Sagittal cross section at the mesial surface of the maxillary central incisor bracket in the model which has a play. (a) before orthodontic force applied; (b) after the application of the force at the level of 12.0 mm.

As mentioned above, the play is the most influential factor determining the type of anterior tooth movement in sliding mechanics combined with power arms. Thus, knowledge of the biomechanical principles of tooth movement in orthodontics cannot be directly applied in the actual clinical situation in which the play exists. Although one of the keys to an estimation of how the tooth will move is an appreciation of the relationship of a line of action of the retraction force and the CRe of a tooth, the effect of the archwire deflection within the bracket slot on force system acting on a tooth should also be taken into consideration (Figure 7).

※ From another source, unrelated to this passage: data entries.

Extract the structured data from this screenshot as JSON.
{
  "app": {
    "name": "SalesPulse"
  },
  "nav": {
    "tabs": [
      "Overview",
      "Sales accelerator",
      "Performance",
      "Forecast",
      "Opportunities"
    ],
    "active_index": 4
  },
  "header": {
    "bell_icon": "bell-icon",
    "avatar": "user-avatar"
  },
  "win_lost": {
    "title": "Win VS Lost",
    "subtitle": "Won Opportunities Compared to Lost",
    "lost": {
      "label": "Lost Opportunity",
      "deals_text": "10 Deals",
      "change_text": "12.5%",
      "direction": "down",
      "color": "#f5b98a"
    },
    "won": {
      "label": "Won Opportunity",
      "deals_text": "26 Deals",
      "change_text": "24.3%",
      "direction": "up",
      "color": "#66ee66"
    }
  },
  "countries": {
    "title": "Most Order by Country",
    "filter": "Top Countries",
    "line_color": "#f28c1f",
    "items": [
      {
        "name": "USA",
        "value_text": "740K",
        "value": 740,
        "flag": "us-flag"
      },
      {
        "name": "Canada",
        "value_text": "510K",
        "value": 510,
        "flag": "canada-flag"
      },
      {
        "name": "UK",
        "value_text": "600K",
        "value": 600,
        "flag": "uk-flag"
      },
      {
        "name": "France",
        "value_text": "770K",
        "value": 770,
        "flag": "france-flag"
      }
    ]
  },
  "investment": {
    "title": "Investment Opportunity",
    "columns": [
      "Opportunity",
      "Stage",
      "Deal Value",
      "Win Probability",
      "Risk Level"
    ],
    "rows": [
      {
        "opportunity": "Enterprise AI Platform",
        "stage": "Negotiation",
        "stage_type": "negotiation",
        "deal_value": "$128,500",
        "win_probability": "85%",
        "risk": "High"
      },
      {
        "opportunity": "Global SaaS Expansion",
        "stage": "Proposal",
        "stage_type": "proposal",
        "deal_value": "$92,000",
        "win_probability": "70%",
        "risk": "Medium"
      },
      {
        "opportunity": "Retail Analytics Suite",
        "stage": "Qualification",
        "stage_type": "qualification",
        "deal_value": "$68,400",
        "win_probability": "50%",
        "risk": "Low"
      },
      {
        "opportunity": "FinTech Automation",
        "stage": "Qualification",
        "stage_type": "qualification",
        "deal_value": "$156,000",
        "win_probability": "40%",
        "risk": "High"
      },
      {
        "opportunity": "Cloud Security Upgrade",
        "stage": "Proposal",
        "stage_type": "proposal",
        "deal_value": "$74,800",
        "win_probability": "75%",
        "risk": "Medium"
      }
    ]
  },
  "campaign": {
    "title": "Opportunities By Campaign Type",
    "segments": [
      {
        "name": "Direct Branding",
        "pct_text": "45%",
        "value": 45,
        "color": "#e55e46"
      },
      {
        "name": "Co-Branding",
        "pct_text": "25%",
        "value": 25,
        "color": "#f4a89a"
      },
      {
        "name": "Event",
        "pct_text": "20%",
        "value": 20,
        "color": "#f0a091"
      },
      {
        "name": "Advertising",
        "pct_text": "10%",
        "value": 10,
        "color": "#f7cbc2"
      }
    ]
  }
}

By utilizing the power arm in sliding mechanics, the upward deformation and the torsion of the anterior segment of the archwire can be easily generated. The torsion of the archwire will produce a couple that works as an antitipping moment to the anterior tooth (Figure 7(b)). The couple causes lingual root tipping of the maxillary central incisor. The height of the retraction force on the power arm modifies the type of anterior tooth movement. Thus, in a simple way, the force system for the desired type of anterior tooth movement, such as controlled lingual crown tipping, bodily movement, or controlled lingual root tipping, could be provided by attaching various lengths of power arms onto an archwire. In other words, the employment of power arms prevents uncontrolled tipping or excessive lingual crown tipping during space closure. Nevertheless, quite long power arms are required to achieve controlled movement of anterior teeth when a play exists between the bracket and the archwire. In case, excessively long power arms are used, an impingement may be produced on the buccal mucosa. On the other hand, clinically appropriate length of the power arm allows any types of anterior tooth movement when a full-size archwire is used.

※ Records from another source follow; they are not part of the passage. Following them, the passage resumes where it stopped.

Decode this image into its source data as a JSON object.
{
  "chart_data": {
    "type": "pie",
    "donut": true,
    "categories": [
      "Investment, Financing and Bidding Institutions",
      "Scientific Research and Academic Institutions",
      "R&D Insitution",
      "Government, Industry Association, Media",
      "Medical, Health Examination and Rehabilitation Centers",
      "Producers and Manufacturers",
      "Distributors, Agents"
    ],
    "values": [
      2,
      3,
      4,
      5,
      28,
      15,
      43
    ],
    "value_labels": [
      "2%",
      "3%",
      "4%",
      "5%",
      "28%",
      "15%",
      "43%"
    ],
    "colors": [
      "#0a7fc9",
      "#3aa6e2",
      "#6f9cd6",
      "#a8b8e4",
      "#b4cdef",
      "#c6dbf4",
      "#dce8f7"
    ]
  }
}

However, the situation in which there is no play between the archwire and the bracket is not clinical and has some disadvantages in sliding mechanics. That is, a friction will be produced that will prevent the tooth from sliding along an archwire. Therefore, the existence of archwire play in the bracket slot and its dimension should be taken into account in an actual clinical situation in order to precisely predict the tooth movement after going through the treatment. In addition, it is necessary to give full consideration to anatomic parameters that vary from one individual to another. Especially, an estimation of the CRe position is of utmost clinical importance prior to the treatment. It is because the length of the power arm itself does not have any significant importance. Since the height of the retraction force producing a certain type of tooth movement is closely related to the location of the CRe, an optimal power arm length should be back-calculated from the location of the CRe. To consider not only the relationship between the line of action of a retraction force and the location of the CRe of a tooth but also the effect of the archwire deformation, including the torsion within the bracket slot, will be a great help in establishing an optimal treatment plan and achieving speedy, effective, and accurate orthodontic tooth movement.

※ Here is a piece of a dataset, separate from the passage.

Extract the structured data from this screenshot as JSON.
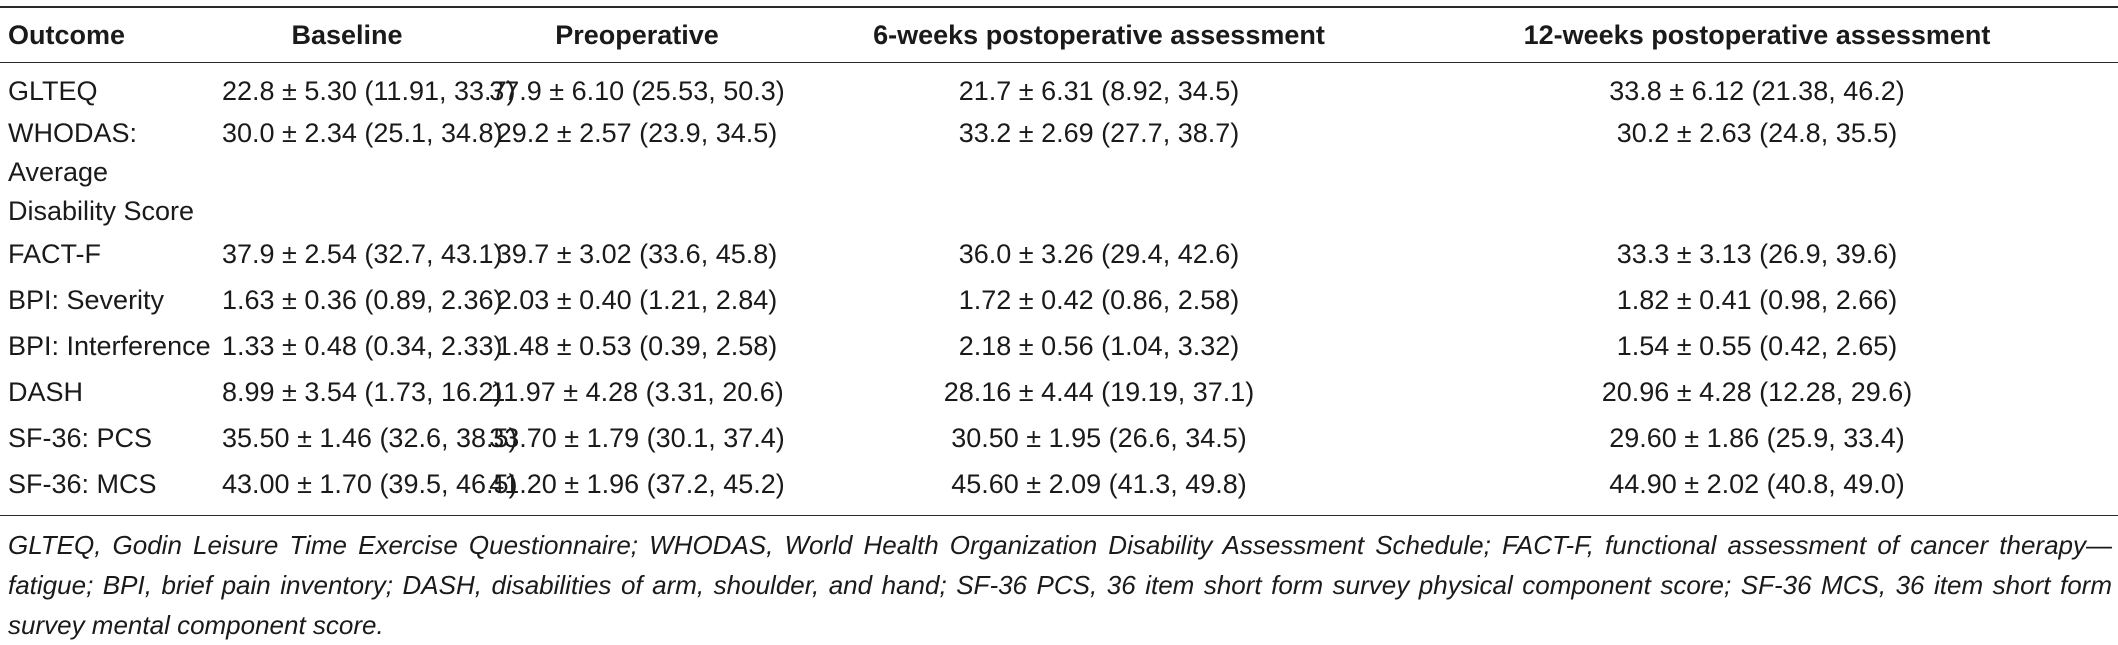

A play between the archwire and the bracket has a great impact on the anterior tooth movement. Greater the play, more difficult it is to successfully produce a lingual root tipping on the incisor even with long power arms.

Not only the line of action of a force in relation to the CRe of a tooth but also a bracket/archwire play and the torsion of the archwire within the bracket slot should be taken into consideration to prescribe the power arm length, this will allow the desired tooth movement.